Broker’s call: Shyam Metalics (Buy)
Target: ₹780
CMP: ₹682.90
Shyam Metalics and Energy’s (SMEL) Dec’23 volume stayed robust on finished steel front with revenue rate picking up.
Key points: Rebar shipments at 130kt rose to their highest-ever level for any month; pellet sales declined y-o-y and m-o-m, possibly due to lower spreads; Mittal Corp stainless steel plants continue to ramp up; and implied revenue rate is in excess of ₹1,220 crore per month now.
Going ahead, we believe revenue may be boosted by higher rebar sales (likely to stabilise at 1.8-2mtpa rate), ramp-up of stainless steel operations at Mittal Corp and (recently commissioned) sponge iron capacity.
That said, we trim our FY24E/FY25E EBITDA by 20/18 per cent, taking cognisance of adverse price- cost spread.
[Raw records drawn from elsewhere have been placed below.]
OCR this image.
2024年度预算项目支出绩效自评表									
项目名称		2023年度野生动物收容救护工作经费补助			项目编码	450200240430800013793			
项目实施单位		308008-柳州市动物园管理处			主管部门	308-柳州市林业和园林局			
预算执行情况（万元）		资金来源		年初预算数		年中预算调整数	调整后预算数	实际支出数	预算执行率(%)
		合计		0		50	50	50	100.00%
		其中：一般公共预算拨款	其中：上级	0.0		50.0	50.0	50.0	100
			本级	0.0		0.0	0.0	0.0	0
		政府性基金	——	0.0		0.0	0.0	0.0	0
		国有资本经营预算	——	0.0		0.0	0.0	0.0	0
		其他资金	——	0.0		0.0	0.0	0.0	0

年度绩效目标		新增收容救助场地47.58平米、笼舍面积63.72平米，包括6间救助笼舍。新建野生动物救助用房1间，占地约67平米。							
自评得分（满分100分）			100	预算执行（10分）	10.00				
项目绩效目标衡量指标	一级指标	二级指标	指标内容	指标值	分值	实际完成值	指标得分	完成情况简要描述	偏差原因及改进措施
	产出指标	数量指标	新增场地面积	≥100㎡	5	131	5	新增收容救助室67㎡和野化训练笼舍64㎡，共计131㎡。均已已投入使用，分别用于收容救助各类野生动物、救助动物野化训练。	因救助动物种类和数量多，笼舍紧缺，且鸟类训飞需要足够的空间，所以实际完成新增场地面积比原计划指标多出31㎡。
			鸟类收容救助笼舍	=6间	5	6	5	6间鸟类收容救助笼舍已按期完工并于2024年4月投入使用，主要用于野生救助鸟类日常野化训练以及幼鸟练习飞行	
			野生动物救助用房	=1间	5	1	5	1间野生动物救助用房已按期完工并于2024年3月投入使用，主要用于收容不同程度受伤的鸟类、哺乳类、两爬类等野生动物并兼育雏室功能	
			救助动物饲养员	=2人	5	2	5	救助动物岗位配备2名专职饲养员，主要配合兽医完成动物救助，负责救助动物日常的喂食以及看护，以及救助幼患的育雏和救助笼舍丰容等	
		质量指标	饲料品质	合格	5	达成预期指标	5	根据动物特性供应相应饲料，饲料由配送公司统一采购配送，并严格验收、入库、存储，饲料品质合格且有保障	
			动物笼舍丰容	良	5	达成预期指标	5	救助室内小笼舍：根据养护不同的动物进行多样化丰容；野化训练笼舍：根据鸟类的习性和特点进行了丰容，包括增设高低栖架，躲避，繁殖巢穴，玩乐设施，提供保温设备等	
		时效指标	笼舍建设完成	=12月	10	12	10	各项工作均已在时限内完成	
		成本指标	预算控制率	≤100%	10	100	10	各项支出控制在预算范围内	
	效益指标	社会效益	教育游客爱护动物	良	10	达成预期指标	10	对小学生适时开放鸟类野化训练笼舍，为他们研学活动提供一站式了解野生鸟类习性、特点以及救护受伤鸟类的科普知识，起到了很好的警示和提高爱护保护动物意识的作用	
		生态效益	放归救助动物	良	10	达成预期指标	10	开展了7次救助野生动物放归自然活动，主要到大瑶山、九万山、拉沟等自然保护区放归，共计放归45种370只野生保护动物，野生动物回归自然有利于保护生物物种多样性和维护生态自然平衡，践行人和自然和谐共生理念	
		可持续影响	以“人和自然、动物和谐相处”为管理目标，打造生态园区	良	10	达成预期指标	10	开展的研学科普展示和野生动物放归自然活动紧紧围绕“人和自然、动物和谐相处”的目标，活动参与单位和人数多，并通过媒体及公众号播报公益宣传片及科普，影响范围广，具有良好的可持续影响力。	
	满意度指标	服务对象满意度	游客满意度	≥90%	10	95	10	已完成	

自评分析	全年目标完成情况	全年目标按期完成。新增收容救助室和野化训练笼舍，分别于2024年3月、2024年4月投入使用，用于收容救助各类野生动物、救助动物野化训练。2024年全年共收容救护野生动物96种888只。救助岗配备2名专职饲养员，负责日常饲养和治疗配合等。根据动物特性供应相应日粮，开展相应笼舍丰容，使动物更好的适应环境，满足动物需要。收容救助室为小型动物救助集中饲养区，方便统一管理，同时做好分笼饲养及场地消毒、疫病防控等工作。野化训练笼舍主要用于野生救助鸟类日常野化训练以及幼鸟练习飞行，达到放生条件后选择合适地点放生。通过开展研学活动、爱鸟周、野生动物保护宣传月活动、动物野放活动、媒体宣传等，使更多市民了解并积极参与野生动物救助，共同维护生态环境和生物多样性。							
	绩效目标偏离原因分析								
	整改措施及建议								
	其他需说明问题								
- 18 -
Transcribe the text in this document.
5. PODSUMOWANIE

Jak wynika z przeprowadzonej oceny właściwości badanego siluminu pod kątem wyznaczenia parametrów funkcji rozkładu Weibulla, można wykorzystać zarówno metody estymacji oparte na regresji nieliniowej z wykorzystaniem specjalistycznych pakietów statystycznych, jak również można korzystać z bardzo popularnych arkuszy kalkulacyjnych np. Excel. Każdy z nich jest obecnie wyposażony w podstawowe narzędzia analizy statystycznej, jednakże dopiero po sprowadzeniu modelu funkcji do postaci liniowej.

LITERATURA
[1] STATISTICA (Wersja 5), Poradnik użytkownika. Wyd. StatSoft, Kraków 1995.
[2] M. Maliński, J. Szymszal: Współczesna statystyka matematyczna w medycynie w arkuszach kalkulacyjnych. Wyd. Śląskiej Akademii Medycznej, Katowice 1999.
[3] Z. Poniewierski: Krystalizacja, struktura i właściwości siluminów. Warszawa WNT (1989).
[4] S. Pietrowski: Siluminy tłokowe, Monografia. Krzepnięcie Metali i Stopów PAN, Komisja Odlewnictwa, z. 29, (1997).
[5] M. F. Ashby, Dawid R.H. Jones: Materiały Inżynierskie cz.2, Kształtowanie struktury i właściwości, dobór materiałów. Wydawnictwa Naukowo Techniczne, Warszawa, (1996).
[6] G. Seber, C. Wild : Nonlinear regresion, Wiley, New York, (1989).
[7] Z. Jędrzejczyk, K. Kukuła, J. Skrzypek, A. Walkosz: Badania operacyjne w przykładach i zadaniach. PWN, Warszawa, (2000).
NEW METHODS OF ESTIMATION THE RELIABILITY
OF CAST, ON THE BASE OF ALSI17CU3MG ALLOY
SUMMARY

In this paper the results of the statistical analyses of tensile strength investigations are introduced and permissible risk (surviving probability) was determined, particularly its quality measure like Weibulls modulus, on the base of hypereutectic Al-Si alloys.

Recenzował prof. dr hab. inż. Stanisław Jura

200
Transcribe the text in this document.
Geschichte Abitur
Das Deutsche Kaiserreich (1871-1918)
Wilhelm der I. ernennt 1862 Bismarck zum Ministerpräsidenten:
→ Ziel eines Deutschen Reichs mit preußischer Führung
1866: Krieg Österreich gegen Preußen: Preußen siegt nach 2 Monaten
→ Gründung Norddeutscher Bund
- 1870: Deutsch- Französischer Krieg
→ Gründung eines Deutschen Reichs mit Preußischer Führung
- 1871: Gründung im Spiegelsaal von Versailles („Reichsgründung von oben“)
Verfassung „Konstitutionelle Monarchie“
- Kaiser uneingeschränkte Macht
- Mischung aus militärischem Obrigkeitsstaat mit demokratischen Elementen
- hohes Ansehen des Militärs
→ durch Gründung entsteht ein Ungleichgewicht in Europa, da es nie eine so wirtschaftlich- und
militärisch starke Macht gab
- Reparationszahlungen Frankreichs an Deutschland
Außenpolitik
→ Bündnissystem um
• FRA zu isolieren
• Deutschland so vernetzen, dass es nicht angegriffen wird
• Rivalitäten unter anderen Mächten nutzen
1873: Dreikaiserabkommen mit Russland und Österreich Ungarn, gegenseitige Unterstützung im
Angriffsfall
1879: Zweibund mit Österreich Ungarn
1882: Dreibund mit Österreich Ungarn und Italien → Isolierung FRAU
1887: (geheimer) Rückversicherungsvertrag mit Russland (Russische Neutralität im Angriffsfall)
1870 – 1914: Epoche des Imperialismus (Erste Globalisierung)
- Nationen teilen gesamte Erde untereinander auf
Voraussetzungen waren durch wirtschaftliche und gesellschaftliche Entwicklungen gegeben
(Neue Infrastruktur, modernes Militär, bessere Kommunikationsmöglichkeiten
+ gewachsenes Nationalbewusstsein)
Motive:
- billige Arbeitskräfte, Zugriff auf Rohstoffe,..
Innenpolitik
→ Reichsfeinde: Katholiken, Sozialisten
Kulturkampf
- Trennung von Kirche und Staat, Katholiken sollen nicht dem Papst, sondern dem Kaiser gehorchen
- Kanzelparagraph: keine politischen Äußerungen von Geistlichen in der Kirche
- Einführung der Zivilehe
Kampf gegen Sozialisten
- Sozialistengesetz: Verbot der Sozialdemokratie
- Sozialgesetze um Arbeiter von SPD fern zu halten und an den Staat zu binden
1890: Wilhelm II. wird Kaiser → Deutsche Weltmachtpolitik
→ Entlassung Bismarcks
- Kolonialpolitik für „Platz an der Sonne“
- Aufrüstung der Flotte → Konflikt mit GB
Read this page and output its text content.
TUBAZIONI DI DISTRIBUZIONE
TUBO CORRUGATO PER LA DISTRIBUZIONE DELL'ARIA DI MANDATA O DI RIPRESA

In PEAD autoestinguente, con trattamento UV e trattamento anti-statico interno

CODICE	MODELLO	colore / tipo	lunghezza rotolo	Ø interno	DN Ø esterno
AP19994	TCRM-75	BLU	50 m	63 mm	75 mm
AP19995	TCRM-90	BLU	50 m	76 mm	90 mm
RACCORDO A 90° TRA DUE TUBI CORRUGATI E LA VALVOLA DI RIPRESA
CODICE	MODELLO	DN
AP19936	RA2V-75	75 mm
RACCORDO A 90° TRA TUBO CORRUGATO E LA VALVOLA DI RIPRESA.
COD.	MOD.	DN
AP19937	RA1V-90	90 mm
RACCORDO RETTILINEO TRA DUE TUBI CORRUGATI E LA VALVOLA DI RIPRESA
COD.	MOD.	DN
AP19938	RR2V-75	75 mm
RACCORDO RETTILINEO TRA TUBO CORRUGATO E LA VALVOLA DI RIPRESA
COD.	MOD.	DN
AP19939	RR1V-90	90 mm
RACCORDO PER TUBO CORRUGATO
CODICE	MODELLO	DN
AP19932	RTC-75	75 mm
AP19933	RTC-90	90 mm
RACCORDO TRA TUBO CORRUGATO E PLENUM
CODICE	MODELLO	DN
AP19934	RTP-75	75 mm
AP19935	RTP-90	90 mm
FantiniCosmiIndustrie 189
Rolling over to FY26 earnings, we raise our target price to ₹780 (earlier ₹690).
We introduce FY26 estimates at this juncture when we expect contribution from additional revenue streams such as colour coated steel, pig iron and downstream steel products to lift EBITDA to ₹3,350 crore. Besides, the QIP proceeds worth ₹1,380 crore may sustain the net cash position of the company.
Key risks include: Higher-than-expected thermal coal prices, adverse pellet-iron ore price spread and delay in commissioning of capacities.